Ti ricordi la fotografia che ti ho fatto vedere poco fa? Lì avevo 17 anni, era il 1967, e il ricordo di quell’anno mi perseguita da sempre. Ero pazzo per la musica e lavoravo nel pub di mio padre, che aprì proprio in quel periodo. Mi sono ritrovato in un mondo completamente nuovo. Il pub mi sembrava un posto pericolosissimo. Quando andavo a lavorare lì, a lavare i bicchieri, vedevo uomini ubriachi e risse in continuazione. Mio padre, che era un pugile come suo padre prima di lui, ha cominciato a cacciare gli avventori indesiderati e con il tempo il posto si è ripulito. Dopo un po’ si è cominciato a riempire di marinai, e di gente più raccomandabile. Questa esperienza, unita alla musica e al fatto che stavo crescendo hanno fatto di quell’anno uno spartiacque nella mia vita. Quindi direi che i personaggi hanno tutti più o meno la mia età.
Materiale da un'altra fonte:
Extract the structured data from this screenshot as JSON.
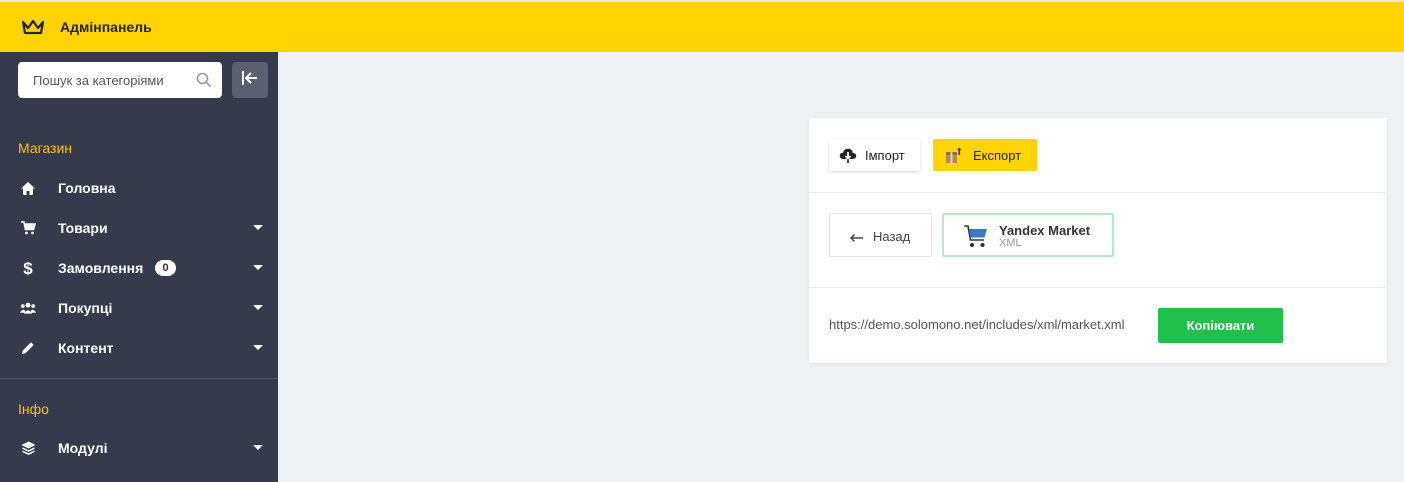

Allo stesso tempo ho scritto i racconti in una dimensione atemporale, come fanno molti scrittori irlandesi. Anche perché le cose fondamentali, basilari valgono sempre allo stesso modo non importa quanto cerchiamo di essere alternativi. Quando la morte o l’amore ti chiama, o la perdita, la redenzione o il successo i sentimenti che abbiamo sono sempre gli stessi, non importa se stiamo parlando dei nostri nonni o dei nostri nipoti. Per questo cerco di scrivere in una sorta di passato perenne.
Qual è i tuo rapporto con gli altri scrittori del canone irlandese come Yeats e Joyce, per esempio. Ti senti vicino a loro?
Credo che sono più vicino a Joyce di quanto si pensi. James Joyce ha avuto un’influenza innegabile su tutti noi. Lui si focalizzava molto su piccoli dettagli, sui suoni, che riusciva a mettere su pagina in maniera straordinaria con tecniche completamente fuori dagli schemi. E io mi ispiro molto a questo.
Qual è il tuo rapporto con il tuo paese, l’Irlanda?
Amo l’Irlanda, e amo il posto in cui vivo. E ci sono cose che abbiamo solo qui, che sono uniche, e che possiamo capire solo noi. Per esempio l’hurling, nessun altro andando a una partita poverebbe lo stesso che proviamo noi, magari si divertirebbe, ma non proverebbe lo stesso, perché per noi è una tradizione radicata nel profondo. E lo stesso vale per le canzoni, le trad session. Gli irlandesi guardano anche molto al resto del mondo. In Irlanda sono successe cose meravigliose e cose terribili e lo stesso accadrà in futuro, ma io aspetto con impazienza la parte bella.
Come ti senti ad avere il tuo libro tradotto in italiano?
È fantastico, è una sensazione bellissima sapere che il mio libro è disponibile in altre parti del mondo. Non mi è capitato molto spesso. Tutto il mio teatro è tradotto in tedesco e qualcosa in danese e giapponese, ma non è una cosa all’ordine del giorno, quindi vedere il mio libro in italiano mi rende felicissimo. E grazie per averlo tradotto e per averlo trovato, racconto a tutti la storia di come hai trovato il libro. Di come quando tutti se ne erano dimenticati voi l’avete trovato e gli avete dato nuova vita.